Fallout in South Korea after an employee of the Samsung Securities brokerage makes a wrong calculation

Samsung
Samsung
Eun-Young Jeong | WSJ
Last Updated : Apr 11 2018 | 11:20 AM IST
One of the world’s largest “fat-finger” errors is creating more problems for Samsung Securities Co., a stock-trading arm of South Korea’s Samsung conglomerate and one of the country’s largest brokerages.

South Korea’s National Pension Service on Tuesday said it would cut ties with Samsung Securities, after it last week accidentally issued close to $105 billion worth of shares to its employees. The decision was due to “concerns of poor safety measures following the financial accident,” an NPS spokesman said.

The world’s fourth-largest public pension fund, the NPS said it would stop sending orders to Samsung Securities, which it had previously used to process an undisclosed volume of its domestic stock trades.

The fiasco unspooled last Friday, when a Samsung Securities employee caused the firm to pay out a massive dividend in the form of its own shares to 2,018 employees who were members of a company stock-ownership scheme.

The dividend was supposed to be 1,000 won ($0.94) per share. But the employee mistook the form of measurement, confusing won and shares.
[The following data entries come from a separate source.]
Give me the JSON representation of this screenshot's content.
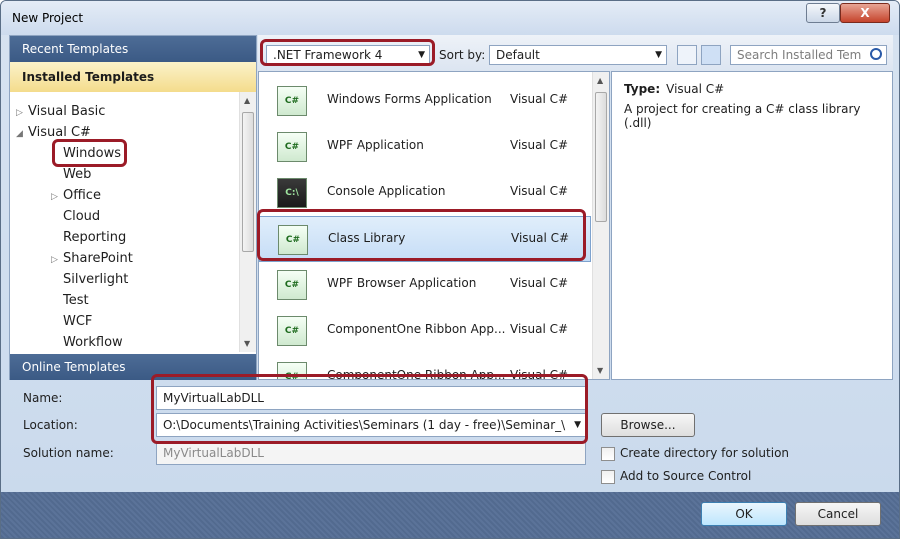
{
  "window": {
    "title": "New Project",
    "help_label": "?",
    "close_label": "X"
  },
  "left": {
    "recent_templates": "Recent Templates",
    "installed_templates": "Installed Templates",
    "online_templates": "Online Templates",
    "tree": [
      {
        "label": "Visual Basic"
      },
      {
        "label": "Visual C#"
      },
      {
        "label": "Windows"
      },
      {
        "label": "Web"
      },
      {
        "label": "Office"
      },
      {
        "label": "Cloud"
      },
      {
        "label": "Reporting"
      },
      {
        "label": "SharePoint"
      },
      {
        "label": "Silverlight"
      },
      {
        "label": "Test"
      },
      {
        "label": "WCF"
      },
      {
        "label": "Workflow"
      }
    ]
  },
  "toolbar": {
    "framework": ".NET Framework 4",
    "sort_label": "Sort by:",
    "sort_value": "Default",
    "search_placeholder": "Search Installed Tem"
  },
  "templates": [
    {
      "name": "Windows Forms Application",
      "lang": "Visual C#",
      "icon": "form-icon"
    },
    {
      "name": "WPF Application",
      "lang": "Visual C#",
      "icon": "wpf-icon"
    },
    {
      "name": "Console Application",
      "lang": "Visual C#",
      "icon": "console-icon"
    },
    {
      "name": "Class Library",
      "lang": "Visual C#",
      "icon": "class-library-icon"
    },
    {
      "name": "WPF Browser Application",
      "lang": "Visual C#",
      "icon": "wpf-browser-icon"
    },
    {
      "name": "ComponentOne Ribbon App...",
      "lang": "Visual C#",
      "icon": "ribbon-icon"
    },
    {
      "name": "ComponentOne Ribbon App...",
      "lang": "Visual C#",
      "icon": "ribbon-icon"
    }
  ],
  "description": {
    "type_label": "Type:",
    "type_value": "Visual C#",
    "text": "A project for creating a C# class library (.dll)"
  },
  "form": {
    "name_label": "Name:",
    "name_value": "MyVirtualLabDLL",
    "location_label": "Location:",
    "location_value": "O:\\Documents\\Training Activities\\Seminars (1 day - free)\\Seminar_\\",
    "solution_label": "Solution name:",
    "solution_value": "MyVirtualLabDLL",
    "browse_label": "Browse...",
    "create_dir_label": "Create directory for solution",
    "source_control_label": "Add to Source Control"
  },
  "footer": {
    "ok_label": "OK",
    "cancel_label": "Cancel"
  },
  "colors": {
    "highlight": "#9b1b27",
    "pane_header": "#4d6c96",
    "installed_bg": "#f4dc8c"
  }
}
The error caused Samsung Securities to issue a dividend that was 1,000 times the value of each share held by the group of employees.
In all, the company deposited 2.8 billion shares worth 111.8 trillion won ($104.8 billion) into employee accounts—more than 30 times the company’s existing issued shares.
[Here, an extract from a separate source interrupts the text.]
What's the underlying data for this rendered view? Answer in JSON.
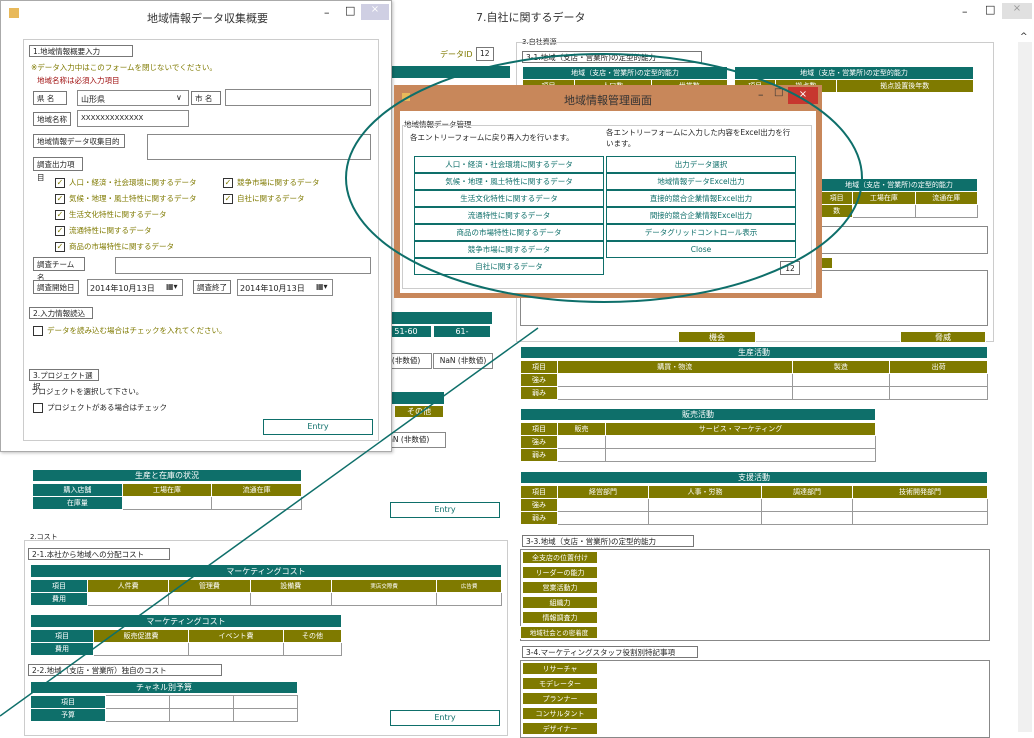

A Samsung Securities spokeswoman said the firm realized the mistake shortly after, but failed to take immediate action.

Sixteen staff members sold a collective five million shares worth about $186.9 million minutes shortly after receiving them. It took the brokerage 37 minutes to completely block employees from selling the accidental shares, according to South Korea’s Financial Supervisory Services, a financial watchdog.

Some of the 16 staffers sold stock despite receiving warnings from the company not to do so, the FSS said. Samsung Securities said employees who had done so—along with the employee who had made the initial calculation mistake—have been temporarily suspended from their duties.


“We will actively compensate investors who suffered as a result of the temporary sale,” the Samsung Securities spokeswoman said Tuesday, adding that the firm has also launched an investigation to review its systems and internal controls. The Korea Securities Depository said Tuesday that all problematic transactions involving Samsung Securities shares had been resolved.

The incident adds to issues South Korea’s largest conglomerate has faced in the past year, including the jailing of its de facto heir Lee Jae-yong during a high-profile corruption probe. Mr. Lee, who was released on a suspended sentence in February, has appealed his case to the Supreme Court.

The FSS this week called Friday’s incident “a major financial accident that has severely undermined the safety and trust of the capital market.” It will launch an investigation to determine the cause of the incident and review Samsung Securities’ response measures.

FSS head Kim Ki-sik on Tuesday met with 16 brokerage chiefs in Seoul to request stronger protections for investors.